Wilpon heard the stairwell door close and hid behind a mop in the dark, watching the light under the door.  He quietly fumbled for his phone and dialed security.  A shadow paused in the light.

Zombie Frank Cashen leaned into the door. “Hrrrrsssss (…is it because you have no more money left?  Don’t get me wrong, I love the stadium…that was a must, but it did cost you.  And that’s on top of that whole Madoff mess.  First it’s reported you lost $700 million in those dealings, then some time later, you come back and say you actually made a small profit.  I don’t know what to believe, but the tightened purse strings are quite evident!  Open your wallet or take the time to strategically build a team the right way!!  I can be happy with either!)”  He began to pound on the door with both forearms.


“Hey Steve.  It’s Fred.  Fred Wilpon.  Listen, this is an emergency…You have to believe me…Frank Cashen has risen from the dead and is a Zombie.  He’s stalking me!!  Hurry!  He’s already eaten Omar and Jerry…and oh, dear me…I’m in the basement…Hurry!”

“Ha ha.  Oh stop, Fred.  Zombie?  That’s impossible…”

“No!  No!  I mean it, here listen….”  Fred reached out and put the cell as close to the door as he could.  Frank pounded.

“ARRRRGGGHH GAAARRRH!! (Why did you sign Jason Bay?!!  Why did you sign Jason Bay!!!)”

“See…Steve…he’s a Zombie and he’s coming to get me!”

“Fred.  Calm down.  Frank can’t be a Zombie.”

“What??  What are you talking about?!”

“Frank Cashen is still alive.  I just saw him this afternoon enjoying a rice pudding in the commissary.”


* * * * *

Zombies of the world, unite! We’re not going to take it anymore!  We want a championship team!  At the very least, we want a team that plays like champions, not minor leaguers.
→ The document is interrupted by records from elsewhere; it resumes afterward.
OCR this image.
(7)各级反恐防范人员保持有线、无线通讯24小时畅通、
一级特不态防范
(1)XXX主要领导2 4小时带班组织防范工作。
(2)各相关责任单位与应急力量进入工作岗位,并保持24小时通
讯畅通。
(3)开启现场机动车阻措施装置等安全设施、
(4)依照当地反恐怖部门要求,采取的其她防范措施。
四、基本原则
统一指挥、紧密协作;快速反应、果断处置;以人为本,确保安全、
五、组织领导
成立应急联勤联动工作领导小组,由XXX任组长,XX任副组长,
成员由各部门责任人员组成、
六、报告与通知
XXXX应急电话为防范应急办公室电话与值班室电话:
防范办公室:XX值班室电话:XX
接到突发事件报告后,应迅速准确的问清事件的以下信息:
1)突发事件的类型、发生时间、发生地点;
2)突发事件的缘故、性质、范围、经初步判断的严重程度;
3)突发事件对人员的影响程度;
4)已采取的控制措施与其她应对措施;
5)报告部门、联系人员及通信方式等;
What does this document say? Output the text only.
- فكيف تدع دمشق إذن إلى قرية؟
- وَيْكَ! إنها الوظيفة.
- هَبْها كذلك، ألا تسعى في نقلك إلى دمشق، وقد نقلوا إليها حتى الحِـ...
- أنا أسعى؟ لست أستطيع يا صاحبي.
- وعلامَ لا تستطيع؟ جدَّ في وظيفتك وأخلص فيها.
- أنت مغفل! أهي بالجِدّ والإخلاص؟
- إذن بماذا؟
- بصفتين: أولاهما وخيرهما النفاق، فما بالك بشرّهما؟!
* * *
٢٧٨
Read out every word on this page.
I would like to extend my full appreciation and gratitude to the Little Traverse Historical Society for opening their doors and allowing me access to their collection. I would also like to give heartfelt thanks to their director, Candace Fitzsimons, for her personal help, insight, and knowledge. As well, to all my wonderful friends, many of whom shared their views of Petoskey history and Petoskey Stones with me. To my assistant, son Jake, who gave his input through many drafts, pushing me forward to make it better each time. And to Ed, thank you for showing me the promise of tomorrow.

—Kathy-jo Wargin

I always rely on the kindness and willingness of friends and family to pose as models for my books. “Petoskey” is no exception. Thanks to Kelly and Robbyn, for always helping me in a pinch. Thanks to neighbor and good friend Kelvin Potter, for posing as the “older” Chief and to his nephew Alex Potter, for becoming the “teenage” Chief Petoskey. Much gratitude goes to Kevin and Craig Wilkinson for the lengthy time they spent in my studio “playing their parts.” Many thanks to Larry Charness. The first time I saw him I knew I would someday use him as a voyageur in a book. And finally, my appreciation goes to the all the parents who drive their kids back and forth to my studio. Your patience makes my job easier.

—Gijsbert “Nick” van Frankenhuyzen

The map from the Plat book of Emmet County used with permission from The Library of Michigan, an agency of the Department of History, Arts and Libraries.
Sandy Alderson and Terry Collins were not my first choices for GM or manager.  Ho-hum.  But even if they were, they would be on trial.

One way or another, Mets fans need to see some results—either in the form of immediate wins, or more likely, a proper rebuilding of a championship team.  If they perform the latter deftly, the brass might be able to buy a little more time from a graciously overpatient fanbase.